La Cour suprême des Pays-Bas l’a confirmé : l’État batave est dans l’obligation légale de réduire ses émissions de gaz à effet de serre d’au moins 25 % par rapport à 1990 d’ici à la fin de l’année 2020. Ce jugement rendu le 20 décembre vient clore une affaire en cours depuis juin 2015, quand l’ONG Urgenda, soutenue par 886 citoyens néerlandais, avait obtenu un premier jugement favorable.

–25 % d’émissions de GES

L’ONG considérait que les efforts et les objectifs climatiques de l’État étaient insuffisants et réclamait que l’État mette tout en œuvre pour atteindre une réduction des émissions d’au moins 25 % en 2020, par rapport aux niveaux de 1990.

Le jugement de première instance lui avait donné raison en 2015. La cour d’appel a confirmé cette décision en octobre 2018. Le 20 décembre, c’est la Cour suprême qui a rejeté le pourvoi en cassation de l’État néerlandais.

Droits de l’homme

La Cour s’est appuyée, pour rendre son jugement, sur la convention des Nations unies sur le climat et la convention européenne des droits de l’Homme (signée par 47 États, dont l’ensemble des États européens).

D’un côté, les juges ont souligné le consensus scientifique sur la nécessité, pour les pays développés, de réduire leurs émissions d’au moins 25 % d’ici à la fin de 2020, afin de contenir le réchauffement climatique à un niveau soutenable.

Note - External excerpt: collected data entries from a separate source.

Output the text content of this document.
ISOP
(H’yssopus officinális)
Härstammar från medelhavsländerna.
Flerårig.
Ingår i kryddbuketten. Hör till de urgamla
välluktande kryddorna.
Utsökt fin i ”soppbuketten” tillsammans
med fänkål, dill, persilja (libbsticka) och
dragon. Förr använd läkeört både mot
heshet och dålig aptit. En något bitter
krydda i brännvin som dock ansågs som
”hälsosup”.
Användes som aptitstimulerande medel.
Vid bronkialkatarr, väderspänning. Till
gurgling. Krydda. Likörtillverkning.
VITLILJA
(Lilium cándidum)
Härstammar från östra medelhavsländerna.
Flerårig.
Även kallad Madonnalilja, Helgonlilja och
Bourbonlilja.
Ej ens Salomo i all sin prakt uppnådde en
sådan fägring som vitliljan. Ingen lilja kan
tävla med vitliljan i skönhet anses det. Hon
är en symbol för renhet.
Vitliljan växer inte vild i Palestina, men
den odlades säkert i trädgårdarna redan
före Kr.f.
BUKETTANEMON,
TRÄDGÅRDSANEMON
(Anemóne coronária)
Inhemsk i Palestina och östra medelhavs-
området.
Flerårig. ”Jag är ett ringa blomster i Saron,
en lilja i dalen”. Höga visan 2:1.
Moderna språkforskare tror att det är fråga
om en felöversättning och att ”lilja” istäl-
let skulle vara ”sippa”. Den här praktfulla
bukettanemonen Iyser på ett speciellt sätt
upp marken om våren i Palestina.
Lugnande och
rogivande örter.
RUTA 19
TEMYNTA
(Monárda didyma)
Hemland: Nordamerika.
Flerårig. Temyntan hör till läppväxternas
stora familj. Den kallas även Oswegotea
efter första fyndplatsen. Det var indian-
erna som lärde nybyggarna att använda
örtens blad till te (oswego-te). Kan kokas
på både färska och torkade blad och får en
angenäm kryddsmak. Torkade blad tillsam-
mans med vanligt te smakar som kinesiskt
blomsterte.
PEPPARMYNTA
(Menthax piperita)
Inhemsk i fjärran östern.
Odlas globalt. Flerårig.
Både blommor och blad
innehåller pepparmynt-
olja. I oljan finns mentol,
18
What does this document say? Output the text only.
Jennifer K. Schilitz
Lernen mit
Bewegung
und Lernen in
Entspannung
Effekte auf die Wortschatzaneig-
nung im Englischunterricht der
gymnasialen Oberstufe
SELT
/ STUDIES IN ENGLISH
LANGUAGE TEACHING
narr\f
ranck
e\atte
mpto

De l’autre, ils ont rappelé l’obligation qu’a l’État de protéger la vie et le bien-être de ses ressortissants, qui risquent d’être gravement impactés par le changement climatique.

Un précédent pour la justice climatique

Enfin, l’immobilisme global en termes d’action climatique n’exonère pas chaque État de son obligation d’agir sur son propre territoire, selon les juges.

Cette décision a donné de l’espoir aux associations et aux citoyens ayant intenté contre les États, aux quatre coins du monde, des centaines de procès au nom de la justice climatique. En France, plusieurs associations ont notamment initié « l’affaire du siècle », il y a un peu plus d’un an. Le contentieux en est encore à sa phase d’instruction.